Üst katlara çıkmak için asansör kullanmanız gerekiyor. Kendinize güveniyorsanız merdiven de kullanabilirsiniz tabi ki. En üst katta Jazz Club yer alırken, onun bir iki kalt altındaki bölümlerde ise müzik kayıt stüdyoları yer alıyor. Hemen hemen her katın duvarlarında güzel spray çalışmaları mevcut.




Jazz Club'dan ayrıldıktan sonra, Belgradlıların uğrak mekanlarından Ada Ciganlija'ya gitmeye karar verdik. Ada, yapay olarak kıyıya bağlanmış ve yapay bir göl oluşmuş. Oluşan bu gölün plajını her gün binlerce Belgradlı ziyaret ediyor. Bizim gittiğimiz saatlerde akşam üzeri olmasına rağmen hatrı sayılır bir kalabalık vardı.

Belgrad, şehir yapısı itibariyle 2-3 gün içerisinde rahatlıkla gezebileceğiniz bir şehir. Sırbistan için daha fazla süreli bir tatil planlıyorsanız, Belgrad haricinde listenize dahil etmenizi önerebileceğim 2 şehir daha var. Novi Sad ve Niş. İnsanlara bu iki şehirden hangisini tavsiye ettiklerini sorduğunuzda genel olarak kararsız kalsalar da, Novi Sad daha ağır basıyor gibi geldi bana. Ki, Novi Sad, Niş'e oranla daha yakın bir alternatif. Tren ve otobüs alternatifleri mevcut, süre olarak da 1 saat civarı sürüyor.

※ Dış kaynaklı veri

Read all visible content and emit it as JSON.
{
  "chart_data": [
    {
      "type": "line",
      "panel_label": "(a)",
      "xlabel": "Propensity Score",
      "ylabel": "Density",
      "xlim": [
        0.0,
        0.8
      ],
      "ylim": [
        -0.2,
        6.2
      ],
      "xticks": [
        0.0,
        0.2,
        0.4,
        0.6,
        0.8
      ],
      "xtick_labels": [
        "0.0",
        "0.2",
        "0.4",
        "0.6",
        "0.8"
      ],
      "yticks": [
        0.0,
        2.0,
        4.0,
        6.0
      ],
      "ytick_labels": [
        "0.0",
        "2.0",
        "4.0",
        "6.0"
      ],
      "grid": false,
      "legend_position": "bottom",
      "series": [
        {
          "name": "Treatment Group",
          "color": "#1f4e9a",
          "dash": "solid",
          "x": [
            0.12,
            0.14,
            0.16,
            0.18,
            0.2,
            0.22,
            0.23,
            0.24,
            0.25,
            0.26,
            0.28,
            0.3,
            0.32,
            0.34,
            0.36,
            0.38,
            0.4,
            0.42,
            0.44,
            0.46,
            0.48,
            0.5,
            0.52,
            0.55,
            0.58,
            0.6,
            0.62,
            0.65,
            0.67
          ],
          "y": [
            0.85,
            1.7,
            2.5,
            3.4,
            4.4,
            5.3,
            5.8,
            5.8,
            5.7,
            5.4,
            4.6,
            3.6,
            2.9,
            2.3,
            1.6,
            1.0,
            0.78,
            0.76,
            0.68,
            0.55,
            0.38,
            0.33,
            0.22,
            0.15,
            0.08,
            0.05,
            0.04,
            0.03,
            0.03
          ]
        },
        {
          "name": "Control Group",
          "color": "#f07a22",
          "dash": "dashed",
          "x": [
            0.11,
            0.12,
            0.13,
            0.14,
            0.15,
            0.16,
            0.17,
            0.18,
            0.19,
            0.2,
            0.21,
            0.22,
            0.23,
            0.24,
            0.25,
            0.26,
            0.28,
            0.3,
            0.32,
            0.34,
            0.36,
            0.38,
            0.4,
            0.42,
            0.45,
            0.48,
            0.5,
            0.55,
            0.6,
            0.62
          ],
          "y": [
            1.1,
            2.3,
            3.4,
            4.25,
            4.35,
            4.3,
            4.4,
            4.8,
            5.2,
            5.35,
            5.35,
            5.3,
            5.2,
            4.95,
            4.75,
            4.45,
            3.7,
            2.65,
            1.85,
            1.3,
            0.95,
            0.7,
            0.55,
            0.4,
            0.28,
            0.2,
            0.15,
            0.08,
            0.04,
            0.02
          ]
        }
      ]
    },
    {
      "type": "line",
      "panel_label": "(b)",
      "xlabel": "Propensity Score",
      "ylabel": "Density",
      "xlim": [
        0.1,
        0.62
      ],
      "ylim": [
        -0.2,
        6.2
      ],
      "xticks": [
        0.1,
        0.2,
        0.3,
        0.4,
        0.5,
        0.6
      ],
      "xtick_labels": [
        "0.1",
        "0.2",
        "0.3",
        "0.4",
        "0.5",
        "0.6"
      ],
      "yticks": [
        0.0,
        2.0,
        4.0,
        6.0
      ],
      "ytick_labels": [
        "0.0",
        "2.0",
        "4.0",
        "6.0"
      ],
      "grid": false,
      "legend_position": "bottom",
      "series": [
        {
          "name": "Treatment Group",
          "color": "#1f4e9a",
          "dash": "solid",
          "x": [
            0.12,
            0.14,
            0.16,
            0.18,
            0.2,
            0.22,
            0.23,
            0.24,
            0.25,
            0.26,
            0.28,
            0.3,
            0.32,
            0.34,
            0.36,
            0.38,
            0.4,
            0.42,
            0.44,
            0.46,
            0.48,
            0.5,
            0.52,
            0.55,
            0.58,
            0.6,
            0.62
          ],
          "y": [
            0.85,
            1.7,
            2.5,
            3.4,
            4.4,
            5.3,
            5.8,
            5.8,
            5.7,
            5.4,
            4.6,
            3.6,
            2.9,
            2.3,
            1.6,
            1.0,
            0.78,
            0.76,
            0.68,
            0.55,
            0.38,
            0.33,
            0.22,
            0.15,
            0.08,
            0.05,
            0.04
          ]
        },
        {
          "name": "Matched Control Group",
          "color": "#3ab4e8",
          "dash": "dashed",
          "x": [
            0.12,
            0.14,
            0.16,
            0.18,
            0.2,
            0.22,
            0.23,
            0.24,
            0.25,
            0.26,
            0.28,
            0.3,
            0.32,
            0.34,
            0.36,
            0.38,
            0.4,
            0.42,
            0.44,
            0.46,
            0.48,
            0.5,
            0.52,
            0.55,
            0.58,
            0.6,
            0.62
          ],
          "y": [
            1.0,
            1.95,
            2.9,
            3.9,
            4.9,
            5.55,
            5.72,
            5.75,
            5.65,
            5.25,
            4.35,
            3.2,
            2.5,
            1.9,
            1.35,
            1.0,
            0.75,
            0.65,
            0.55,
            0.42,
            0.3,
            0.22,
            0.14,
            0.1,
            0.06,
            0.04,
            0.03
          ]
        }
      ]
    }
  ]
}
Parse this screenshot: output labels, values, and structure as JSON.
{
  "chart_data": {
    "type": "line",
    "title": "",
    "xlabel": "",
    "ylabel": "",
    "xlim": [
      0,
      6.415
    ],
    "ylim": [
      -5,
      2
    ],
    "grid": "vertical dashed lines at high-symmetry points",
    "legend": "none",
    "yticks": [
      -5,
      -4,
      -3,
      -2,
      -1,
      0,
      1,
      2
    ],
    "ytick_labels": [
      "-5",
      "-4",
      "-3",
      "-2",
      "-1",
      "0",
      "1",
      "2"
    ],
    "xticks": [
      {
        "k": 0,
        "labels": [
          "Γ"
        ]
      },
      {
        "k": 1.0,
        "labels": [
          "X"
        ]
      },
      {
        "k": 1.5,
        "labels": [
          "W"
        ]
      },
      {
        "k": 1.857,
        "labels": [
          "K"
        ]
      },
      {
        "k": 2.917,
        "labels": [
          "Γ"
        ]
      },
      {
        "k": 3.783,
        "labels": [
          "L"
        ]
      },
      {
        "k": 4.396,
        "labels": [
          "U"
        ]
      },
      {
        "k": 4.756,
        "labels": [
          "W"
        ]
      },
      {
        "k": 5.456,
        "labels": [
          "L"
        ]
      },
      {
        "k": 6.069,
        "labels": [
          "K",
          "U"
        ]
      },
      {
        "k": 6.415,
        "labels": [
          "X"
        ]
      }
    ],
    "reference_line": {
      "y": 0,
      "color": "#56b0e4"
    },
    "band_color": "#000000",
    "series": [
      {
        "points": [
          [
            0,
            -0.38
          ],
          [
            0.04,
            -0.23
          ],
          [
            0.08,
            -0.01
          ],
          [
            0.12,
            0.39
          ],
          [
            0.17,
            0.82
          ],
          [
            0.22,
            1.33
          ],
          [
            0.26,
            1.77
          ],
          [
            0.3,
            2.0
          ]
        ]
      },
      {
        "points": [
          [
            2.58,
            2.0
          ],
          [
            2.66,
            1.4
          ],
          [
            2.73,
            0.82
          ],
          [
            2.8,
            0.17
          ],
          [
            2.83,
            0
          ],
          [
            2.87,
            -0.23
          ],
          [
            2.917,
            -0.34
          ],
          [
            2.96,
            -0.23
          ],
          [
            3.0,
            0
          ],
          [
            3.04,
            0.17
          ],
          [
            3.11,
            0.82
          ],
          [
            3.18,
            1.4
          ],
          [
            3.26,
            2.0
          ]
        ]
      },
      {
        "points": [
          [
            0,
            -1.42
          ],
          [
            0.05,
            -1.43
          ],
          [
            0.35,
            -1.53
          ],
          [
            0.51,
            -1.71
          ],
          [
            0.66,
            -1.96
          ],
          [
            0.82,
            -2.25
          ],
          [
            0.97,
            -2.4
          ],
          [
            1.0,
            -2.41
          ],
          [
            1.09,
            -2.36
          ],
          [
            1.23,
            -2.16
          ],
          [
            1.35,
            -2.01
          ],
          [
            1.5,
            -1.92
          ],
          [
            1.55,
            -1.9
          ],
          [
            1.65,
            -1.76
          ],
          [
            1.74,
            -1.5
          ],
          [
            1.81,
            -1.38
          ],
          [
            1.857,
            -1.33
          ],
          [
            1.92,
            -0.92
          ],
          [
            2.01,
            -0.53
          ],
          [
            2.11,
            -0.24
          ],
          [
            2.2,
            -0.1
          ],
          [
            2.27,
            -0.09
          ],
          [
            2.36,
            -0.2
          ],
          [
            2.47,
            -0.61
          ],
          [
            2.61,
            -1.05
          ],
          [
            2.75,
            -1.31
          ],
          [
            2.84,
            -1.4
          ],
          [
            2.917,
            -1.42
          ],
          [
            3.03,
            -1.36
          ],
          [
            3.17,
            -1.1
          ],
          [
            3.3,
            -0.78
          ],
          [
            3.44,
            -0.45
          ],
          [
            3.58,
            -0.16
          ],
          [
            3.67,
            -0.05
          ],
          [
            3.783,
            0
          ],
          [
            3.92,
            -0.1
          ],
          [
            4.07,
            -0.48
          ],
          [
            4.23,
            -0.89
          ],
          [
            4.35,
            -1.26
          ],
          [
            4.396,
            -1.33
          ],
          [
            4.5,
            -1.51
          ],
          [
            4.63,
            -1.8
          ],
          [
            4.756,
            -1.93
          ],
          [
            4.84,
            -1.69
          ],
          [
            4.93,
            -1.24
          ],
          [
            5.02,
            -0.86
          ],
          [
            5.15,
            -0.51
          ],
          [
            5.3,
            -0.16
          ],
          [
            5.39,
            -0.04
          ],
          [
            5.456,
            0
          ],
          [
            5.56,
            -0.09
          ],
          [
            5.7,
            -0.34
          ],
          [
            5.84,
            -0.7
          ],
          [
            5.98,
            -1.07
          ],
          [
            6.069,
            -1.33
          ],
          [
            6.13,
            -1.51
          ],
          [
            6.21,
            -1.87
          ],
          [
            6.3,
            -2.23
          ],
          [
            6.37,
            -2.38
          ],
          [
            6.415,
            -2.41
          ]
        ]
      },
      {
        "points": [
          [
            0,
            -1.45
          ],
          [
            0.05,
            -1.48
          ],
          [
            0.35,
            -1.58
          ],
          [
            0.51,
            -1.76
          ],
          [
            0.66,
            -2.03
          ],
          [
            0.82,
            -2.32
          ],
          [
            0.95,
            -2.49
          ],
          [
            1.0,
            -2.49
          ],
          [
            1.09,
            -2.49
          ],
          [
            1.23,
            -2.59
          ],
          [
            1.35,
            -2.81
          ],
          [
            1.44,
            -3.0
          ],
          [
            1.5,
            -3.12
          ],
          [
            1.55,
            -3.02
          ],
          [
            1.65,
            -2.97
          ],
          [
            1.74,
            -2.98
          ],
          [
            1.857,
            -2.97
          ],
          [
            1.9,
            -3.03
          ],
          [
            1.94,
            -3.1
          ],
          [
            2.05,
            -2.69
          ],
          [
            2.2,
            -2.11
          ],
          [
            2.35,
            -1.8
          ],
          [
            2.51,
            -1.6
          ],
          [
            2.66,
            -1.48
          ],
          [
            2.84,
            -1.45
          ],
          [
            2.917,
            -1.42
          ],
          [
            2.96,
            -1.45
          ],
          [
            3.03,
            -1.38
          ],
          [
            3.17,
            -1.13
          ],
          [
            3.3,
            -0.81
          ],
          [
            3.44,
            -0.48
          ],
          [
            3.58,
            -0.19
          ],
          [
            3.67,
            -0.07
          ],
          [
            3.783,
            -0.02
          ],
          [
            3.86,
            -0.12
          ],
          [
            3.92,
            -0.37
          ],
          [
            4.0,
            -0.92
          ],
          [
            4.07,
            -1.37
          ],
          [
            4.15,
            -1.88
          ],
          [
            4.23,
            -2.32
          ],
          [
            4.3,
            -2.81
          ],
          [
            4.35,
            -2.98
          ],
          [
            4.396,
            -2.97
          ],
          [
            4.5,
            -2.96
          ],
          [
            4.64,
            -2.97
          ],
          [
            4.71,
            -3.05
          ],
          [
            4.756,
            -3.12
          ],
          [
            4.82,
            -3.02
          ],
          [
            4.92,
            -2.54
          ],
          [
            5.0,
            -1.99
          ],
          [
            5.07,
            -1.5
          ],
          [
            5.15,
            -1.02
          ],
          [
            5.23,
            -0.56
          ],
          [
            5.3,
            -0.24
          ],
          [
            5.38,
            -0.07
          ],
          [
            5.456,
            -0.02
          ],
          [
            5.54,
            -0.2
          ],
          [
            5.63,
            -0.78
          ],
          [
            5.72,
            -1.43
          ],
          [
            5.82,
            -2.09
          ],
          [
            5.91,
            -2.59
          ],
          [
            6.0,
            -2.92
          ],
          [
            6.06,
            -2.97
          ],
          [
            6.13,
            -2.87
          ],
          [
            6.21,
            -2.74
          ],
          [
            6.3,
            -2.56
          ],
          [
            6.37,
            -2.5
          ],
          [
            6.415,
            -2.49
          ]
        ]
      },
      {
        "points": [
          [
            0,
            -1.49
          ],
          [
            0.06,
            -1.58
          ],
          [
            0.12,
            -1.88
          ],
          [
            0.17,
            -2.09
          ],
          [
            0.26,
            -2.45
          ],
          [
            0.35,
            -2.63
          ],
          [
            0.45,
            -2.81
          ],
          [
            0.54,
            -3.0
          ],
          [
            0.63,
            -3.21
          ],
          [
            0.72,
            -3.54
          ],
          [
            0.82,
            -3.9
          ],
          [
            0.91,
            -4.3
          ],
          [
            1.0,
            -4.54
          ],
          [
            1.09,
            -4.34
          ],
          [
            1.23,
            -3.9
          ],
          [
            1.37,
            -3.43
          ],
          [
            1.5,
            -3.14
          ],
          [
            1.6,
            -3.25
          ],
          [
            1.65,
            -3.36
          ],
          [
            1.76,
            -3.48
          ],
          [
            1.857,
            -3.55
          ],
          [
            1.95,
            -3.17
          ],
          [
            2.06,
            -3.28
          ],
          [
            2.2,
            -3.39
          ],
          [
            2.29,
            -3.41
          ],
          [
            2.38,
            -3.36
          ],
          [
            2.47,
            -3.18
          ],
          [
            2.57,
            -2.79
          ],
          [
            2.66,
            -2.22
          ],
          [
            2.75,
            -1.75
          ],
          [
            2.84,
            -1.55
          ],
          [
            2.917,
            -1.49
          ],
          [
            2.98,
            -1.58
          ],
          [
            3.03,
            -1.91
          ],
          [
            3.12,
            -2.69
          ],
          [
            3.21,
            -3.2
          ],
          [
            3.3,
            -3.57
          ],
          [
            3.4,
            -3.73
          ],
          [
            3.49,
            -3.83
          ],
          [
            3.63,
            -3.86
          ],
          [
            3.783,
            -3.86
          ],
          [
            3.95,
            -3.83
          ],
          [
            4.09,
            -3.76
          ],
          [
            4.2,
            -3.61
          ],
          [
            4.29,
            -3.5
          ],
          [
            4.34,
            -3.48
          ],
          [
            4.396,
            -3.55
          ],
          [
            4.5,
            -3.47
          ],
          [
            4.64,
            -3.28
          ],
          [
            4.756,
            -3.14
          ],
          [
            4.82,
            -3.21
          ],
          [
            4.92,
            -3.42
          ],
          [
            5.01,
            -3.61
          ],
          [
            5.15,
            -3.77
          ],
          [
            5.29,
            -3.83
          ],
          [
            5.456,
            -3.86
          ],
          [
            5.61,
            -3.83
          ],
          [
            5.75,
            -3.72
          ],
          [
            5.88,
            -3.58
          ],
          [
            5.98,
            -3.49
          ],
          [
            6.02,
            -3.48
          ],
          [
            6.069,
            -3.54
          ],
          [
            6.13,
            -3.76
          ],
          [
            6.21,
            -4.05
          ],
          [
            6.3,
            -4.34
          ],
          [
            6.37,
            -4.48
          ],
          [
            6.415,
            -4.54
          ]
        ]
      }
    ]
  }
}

Ben tercihimizi eski bir arkadaşımızı da ziyaret etmek için Niş'ten yana kullandım. Niş, Belgrad'tan otobüs ile 2,5 saat sürüyor. Biletinizi, otobüs terminalinden alabiliyorsunuz. Belgrad'tan Niş'e çok sık aralıklarla otobüs seferleri düzenlendiğinden biletinizi önceden almanıza gerek yok. Bilet alırken dikkat etmeniz gereken tek şey biletle beraber size verilen bozuk para şeklindeki jetonlar. Bu jetonu görevliye göstererek otobüslerin olduğu bölmeye geçebiliyorsunuz. Ancak bileti alırken, gişe görevlisi para üstünü bozuk para olarak verdiğinde, jetonu da bozuk para zannedip cebe atabiliyorsunuz. Aynı durumla çok sık karşı karşı karşıya geldiklerinden olsa gerek, jetonu kaybettiğinizi söylediğinizde, ilk olarak "Bozuk para zannetmiş olabilir misiniz?" diye soruyorlar.

Otobüsle yolcu taşımacılığı da bizdeki gibi başlı başına bir sektör olmadığından, otobüsler oldukça eski. Koltuk numarası vb bir sistem de mevcut değil. Dilediğiniz koltuğa oturabiliyorsunuz, ikram vb bir şey de yapılmıyor. Sırbistan'da şehirler arası otobüs yolculuğu yapıyorsanız, her ne kadar şansınız düşük de olsa çevrenizde ingilizce bilen birilerini bulmanızda fayda var. Neyse ki biz bu konuda pek bir sorun yaşamadık.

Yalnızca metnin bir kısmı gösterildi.